In India, Ola and the local arm of Uber are fighting it out for market dominance. Independent analysts say the two companies are neck-and-neck; Ola says it is significantly ahead; Uber says it is significantly ahead.

There’s no debate about one of SoftBank’s other investments in India, though. Snapdeal (Jasper Infotech Pvt Ltd), was once mentioned in the same breath as Flipkart. Now, it is a distant third after Flipkart and Amazon.com Inc’s Indian unit and in all sorts of trouble. Still, SoftBank is just a step away from parlaying its investment in Snapdeal into a stake in Flipkart (by getting the latter to buy the former). What’s in it for Flipkart? A significant investment by SoftBank from its new fund. In this case, SoftBank is simply salvaging an older investment that hasn’t worked out (which, again, is fairly easy to do for a company that has just raised a $100 billion fund). SoftBank is also a significant investor in Alibaba Group Holding Ltd, which, while it may be taking forever to finalise its India strategy, is seen by some as the only company capable of standing up to Amazon in India. SoftBank also has an investment in One97 Communications Ltd, the company behind Paytm. Alibaba, through its payments company Alipay, already has a significant stake in Paytm. Clearly, there are wheels within wheels, and SoftBank is at the hub.

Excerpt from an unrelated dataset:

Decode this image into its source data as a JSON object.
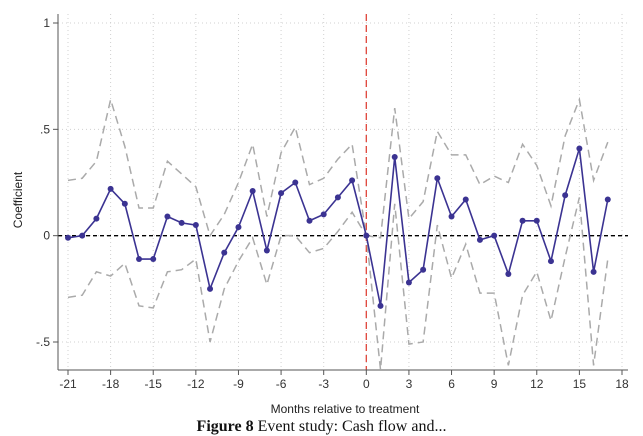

That’s not a bad position to be in for a company many of whose early investments didn’t play out as expected. Somehow, despite that start, SoftBank has manoeuvered itself into a position of strength – a process that has no doubt been aided by the money at its disposal.

That’s both good and bad news for other venture capital firms. It’s good news because the size of the cheques the new fund will write. According to a January report by Mint, the SoftBank Vision Fund will “not make early-stage investments, preferring to invest in later rounds (so-called Series C and Series D rounds), and putting in at least a few hundred million to up to a few billion dollars in each investment.” Such investments could result in consolidation, or they could accelerate the share-sale process for companies looking to launch an initial public offering (IPO). Both provide exit options for investors.

It’s bad news simply because the size of SoftBank’s investments will crowd most other funds out of the market. A senior executive at a venture capital company says this happened in 2014-15, and that his fund, a well-known US one, and several others, had to choose between being relegated to the sidelines by SoftBank and Tiger Global Management (the other company that was writing big cheques back then) or competing with them by making investments of the same magnitude. Neither, this person told me, was a preferred option. The situation changed in the second half of 2015 and 2016 and some amount of rationality returned to the space, this person said. “Now, we are back in those times,” he added. Only, Tiger is no longer playing that game because it can’t afford it. Now, it’s just SoftBank, which seems to have all the money in the world.